Vous avez des marchés très spéculatifs comme le blé, vous avez des marchés qui ne sont absolument pas spéculatifs parce qu’il y a trop de variété, parce qu’on ne peut pas les standardiser, etc. comme le riz ou l’acier, et vous vous apercevez que vous avez la même volatilité sur les marchés (a ce moment-là, tout de même un “expert” tente un “non”) qui sont spéculatifs et sur les marchés qui ne le sont pas. Alors fondamentalement ce sont des causes réelles, et puis, à ces causes réelles vous retrouvez le phénomène qui est connu, archiconnu depuis le discourt célèbre en France sur le commerce des grains, sur la guerre des farines en Angleterre, etc. c’est qu’à un moment donné quant on commence à avoir peur, on remplis les greniers et cela ne sort plus ce qu’à fait par exemple la Russie en créant un embargo sur son blé au moment ou il y a eu les incendies, c’est ca qui est criminel. Et ce qui est assez drôle c’est que le type qui a la plus grande responsabilité sur la crise du blé l’an dernier, Monsieur Medvedev, a été chargé par Monsieur Sarkozy de la réflexion sur les matières premières. » Madelin croit-il vraiment a ce qu’il dit sur la volatilité des marchés spéculatifs ? Nous verrons plus loin qu’il a raison à +/- 15% près en moyenne (entre 5% et 25% en fait) : ces 15% sont la volatilité produite par la spéculation !

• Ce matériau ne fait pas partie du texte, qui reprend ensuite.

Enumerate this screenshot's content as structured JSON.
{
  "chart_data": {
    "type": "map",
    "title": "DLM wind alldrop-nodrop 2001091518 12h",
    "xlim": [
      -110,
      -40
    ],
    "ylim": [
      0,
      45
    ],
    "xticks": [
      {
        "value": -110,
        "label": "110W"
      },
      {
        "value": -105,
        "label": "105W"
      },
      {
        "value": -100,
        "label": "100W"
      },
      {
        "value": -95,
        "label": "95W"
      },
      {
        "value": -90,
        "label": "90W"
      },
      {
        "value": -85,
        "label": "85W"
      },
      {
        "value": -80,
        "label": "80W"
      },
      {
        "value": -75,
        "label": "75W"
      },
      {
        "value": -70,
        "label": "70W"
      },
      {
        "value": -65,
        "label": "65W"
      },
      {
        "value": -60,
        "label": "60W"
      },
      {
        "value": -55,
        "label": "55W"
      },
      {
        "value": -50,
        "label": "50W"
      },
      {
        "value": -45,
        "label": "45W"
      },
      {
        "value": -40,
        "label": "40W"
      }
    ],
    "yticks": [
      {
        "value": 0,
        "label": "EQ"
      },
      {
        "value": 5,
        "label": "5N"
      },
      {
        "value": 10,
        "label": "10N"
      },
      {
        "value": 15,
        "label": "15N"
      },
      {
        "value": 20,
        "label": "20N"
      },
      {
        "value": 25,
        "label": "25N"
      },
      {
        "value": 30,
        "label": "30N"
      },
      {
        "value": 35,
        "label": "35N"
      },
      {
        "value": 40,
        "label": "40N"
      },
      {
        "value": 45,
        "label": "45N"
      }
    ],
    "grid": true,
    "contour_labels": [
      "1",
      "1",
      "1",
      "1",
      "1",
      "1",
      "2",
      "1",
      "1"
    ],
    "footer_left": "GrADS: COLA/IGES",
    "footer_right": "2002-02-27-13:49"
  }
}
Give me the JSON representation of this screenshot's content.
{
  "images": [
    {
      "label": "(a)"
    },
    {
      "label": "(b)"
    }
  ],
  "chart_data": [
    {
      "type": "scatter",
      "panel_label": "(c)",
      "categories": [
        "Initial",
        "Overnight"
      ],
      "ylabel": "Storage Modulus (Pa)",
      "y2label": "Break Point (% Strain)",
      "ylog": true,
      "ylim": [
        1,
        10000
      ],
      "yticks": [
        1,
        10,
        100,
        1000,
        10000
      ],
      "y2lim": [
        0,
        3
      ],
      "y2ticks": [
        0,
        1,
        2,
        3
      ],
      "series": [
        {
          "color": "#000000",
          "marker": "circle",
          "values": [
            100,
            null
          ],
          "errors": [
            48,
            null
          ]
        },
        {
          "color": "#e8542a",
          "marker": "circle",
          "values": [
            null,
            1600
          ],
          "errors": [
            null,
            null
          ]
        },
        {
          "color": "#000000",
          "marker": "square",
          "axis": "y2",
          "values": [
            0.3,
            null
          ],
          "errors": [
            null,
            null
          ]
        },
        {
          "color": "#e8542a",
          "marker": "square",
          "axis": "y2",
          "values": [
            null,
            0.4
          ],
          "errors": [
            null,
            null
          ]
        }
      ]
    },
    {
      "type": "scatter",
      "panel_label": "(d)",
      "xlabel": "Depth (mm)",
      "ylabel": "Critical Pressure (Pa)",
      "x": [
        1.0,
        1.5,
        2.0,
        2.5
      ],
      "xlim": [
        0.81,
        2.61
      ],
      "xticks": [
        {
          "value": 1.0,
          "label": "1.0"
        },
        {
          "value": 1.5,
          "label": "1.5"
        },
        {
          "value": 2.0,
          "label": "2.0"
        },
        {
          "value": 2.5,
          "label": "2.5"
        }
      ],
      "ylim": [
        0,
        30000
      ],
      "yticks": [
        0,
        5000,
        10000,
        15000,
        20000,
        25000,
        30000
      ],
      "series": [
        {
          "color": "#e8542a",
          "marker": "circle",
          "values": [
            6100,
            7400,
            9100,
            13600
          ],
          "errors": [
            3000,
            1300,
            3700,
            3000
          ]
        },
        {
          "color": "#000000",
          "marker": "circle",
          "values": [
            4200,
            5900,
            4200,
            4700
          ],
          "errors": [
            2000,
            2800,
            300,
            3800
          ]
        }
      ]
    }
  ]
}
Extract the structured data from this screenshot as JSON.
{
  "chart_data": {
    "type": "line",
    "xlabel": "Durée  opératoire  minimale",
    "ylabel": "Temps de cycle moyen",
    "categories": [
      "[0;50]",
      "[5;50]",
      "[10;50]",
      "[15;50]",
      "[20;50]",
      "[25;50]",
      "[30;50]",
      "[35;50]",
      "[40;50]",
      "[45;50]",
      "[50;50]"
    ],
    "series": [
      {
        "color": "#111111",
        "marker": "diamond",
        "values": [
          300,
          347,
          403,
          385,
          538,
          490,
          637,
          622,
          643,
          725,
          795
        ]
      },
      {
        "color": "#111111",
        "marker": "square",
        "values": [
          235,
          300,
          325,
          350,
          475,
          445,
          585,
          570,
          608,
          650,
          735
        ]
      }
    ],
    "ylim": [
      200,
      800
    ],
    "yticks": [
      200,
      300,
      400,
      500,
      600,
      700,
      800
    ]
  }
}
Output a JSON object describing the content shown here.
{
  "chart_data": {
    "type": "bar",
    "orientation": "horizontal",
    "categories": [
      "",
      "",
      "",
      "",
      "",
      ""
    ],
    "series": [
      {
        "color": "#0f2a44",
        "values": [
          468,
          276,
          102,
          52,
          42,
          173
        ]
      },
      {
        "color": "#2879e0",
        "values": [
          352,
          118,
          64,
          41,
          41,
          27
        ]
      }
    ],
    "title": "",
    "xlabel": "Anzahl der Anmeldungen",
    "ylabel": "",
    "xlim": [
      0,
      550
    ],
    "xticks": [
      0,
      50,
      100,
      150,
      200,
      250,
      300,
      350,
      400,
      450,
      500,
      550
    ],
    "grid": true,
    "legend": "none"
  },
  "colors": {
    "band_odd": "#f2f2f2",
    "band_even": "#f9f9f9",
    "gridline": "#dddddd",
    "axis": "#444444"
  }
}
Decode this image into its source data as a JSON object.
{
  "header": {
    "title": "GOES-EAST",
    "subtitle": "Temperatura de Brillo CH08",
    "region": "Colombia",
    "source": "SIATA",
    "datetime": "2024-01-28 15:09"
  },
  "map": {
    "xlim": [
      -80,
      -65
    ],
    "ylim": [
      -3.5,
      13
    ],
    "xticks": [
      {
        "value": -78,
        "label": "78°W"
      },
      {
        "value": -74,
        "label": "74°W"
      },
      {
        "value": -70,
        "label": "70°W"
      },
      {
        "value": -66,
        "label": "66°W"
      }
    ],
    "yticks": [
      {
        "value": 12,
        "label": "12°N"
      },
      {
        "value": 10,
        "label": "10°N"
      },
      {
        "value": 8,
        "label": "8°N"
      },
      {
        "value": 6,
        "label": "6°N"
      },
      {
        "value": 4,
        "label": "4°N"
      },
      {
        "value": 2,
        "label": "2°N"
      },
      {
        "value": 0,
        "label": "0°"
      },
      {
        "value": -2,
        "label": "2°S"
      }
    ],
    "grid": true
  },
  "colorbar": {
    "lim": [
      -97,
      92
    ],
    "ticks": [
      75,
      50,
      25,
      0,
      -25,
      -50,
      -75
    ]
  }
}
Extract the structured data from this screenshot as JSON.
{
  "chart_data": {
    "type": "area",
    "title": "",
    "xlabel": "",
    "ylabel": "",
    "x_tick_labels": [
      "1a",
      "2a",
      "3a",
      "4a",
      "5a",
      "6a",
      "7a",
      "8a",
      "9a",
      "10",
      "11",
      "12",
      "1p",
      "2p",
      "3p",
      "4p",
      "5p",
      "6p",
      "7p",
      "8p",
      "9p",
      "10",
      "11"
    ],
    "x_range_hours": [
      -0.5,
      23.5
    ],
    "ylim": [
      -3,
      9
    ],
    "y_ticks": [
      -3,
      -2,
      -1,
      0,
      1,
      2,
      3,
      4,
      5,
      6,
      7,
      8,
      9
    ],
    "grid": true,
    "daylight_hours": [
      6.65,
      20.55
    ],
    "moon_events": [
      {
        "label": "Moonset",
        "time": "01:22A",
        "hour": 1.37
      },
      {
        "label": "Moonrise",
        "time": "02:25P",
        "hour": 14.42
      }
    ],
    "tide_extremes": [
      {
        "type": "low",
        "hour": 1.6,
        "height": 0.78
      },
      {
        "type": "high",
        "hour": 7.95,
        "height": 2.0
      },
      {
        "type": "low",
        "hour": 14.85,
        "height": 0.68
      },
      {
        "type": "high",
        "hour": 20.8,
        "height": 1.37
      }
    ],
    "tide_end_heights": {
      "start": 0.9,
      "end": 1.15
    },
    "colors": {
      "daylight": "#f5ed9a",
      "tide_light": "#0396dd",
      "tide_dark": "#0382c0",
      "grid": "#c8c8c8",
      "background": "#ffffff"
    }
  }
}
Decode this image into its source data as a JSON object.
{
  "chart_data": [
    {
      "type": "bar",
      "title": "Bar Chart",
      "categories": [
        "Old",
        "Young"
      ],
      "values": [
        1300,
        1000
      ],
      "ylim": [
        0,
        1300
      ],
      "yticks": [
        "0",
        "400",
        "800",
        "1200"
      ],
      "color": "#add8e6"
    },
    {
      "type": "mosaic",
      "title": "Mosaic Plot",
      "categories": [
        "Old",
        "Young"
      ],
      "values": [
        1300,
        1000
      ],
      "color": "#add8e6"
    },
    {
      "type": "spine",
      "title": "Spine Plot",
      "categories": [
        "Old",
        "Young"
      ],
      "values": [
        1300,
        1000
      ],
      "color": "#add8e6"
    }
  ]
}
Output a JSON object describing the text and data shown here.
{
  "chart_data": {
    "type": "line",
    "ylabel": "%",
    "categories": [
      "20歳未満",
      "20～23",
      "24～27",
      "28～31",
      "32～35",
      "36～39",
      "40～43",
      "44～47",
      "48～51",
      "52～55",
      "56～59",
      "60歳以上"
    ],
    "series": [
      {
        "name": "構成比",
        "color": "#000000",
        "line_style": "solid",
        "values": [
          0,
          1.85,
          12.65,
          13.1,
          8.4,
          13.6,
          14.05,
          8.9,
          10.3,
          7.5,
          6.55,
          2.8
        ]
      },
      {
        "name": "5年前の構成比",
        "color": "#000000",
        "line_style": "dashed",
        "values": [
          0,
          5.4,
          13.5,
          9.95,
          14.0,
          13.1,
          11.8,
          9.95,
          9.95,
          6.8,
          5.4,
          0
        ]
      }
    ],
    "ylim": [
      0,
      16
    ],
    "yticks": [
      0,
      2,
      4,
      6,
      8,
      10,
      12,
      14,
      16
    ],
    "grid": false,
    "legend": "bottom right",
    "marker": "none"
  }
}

Après la vérité de Lapalisse que constitue le « je considère qu’il est dangereux de spéculer sur les matières premières quand on n’est pas un spéculateur avisé », puis de « ce qui détermine le cours des matières premières, ce sont les fondamentaux, la loi de l’offre et de la demande », nous avons droit au clou du spectacle « le mot fait peur “spéculation”, mais en réalité, si on l’a développé au cours du 19e siècle c’est qu’on considérait que c’était une garantie, c’était un plus, c’est pas un mal, fondamentalement c’est un plus sur ces marchés ». C’est très fort ! La spéculation est donc un « bien » inventé au 19e siècle (comme si cela avait été créé exprès et prévu depuis le début !) qui offre une garantie (sur quoi d’ailleurs ?), un plus (lequel ?). On voit bien dans cette affaire que le seul plus de la spéculation est pour le spéculateur et pour les marchés, mais en aucun cas pour les consommateurs finaux. Alors, Madelin indique tout de même des limites à cette « bonne » spéculation : il ne faut pas, tout de même, affamer le peuple. Qu’on augmente artificiellement les prix du blé est une bonne chose, mais attention aux révoltes du peuple qui a faim : Monsieur Medvedev ce n’est pas bien ce que vous avez fait, vous avez spéculé au risque d’affamer votre peuple ! Vilain !

Monsieur monsieur Madelin, franchement pour qui nous prenez-vous ? Deux auditeurs qui vous ont entendu ont réagit en directe en dénonçant l’”aveuglement d’Alain Madelin » : « La crise des sub-prime, c’est les paroles chinoises, et la hausse des prix des matières premières c’est le méchant Russe, mais Wall Street est toujours innocent ! ». Alors, Madelin, prix aux pièges de son idéologie à grosses ficelles, dégaine l’arme ultime des ultras libéraux : si vous n’êtes pas d’accord avec moi c’est que vous n’êtes pas compétant et vous n’avez rien compris, écoutez-le, mais accrochez-vous la phrase est longue est tarabiscotée : « Non, c’est toujours difficile parce que beaucoup de gens ne connaissent pas la finance et la finance elle devient de plus en plus sophistiquée et les circuits de cette finance sophistiquée sont mystérieux et quand c’est mystérieux ont a tendance a avoir des explications simplistes et les explications simplistes naturellement l’emportent sur les explications plus complexes qu’il faudrait donner et que je m’efforce de donner ». Mais du coup, cela le force tout de même a s’expliquer : « S’il n’y avait pas de spéculation il n’y aurait pas la possibilité de se garantir à terme pour un agriculteur contre les aléas climatiques pour vendre son blé à un prix convenu à l’avance, ou pour Airbus de se protéger contre les fluctuations du dollar, donc globalement c’est un jeu positif ».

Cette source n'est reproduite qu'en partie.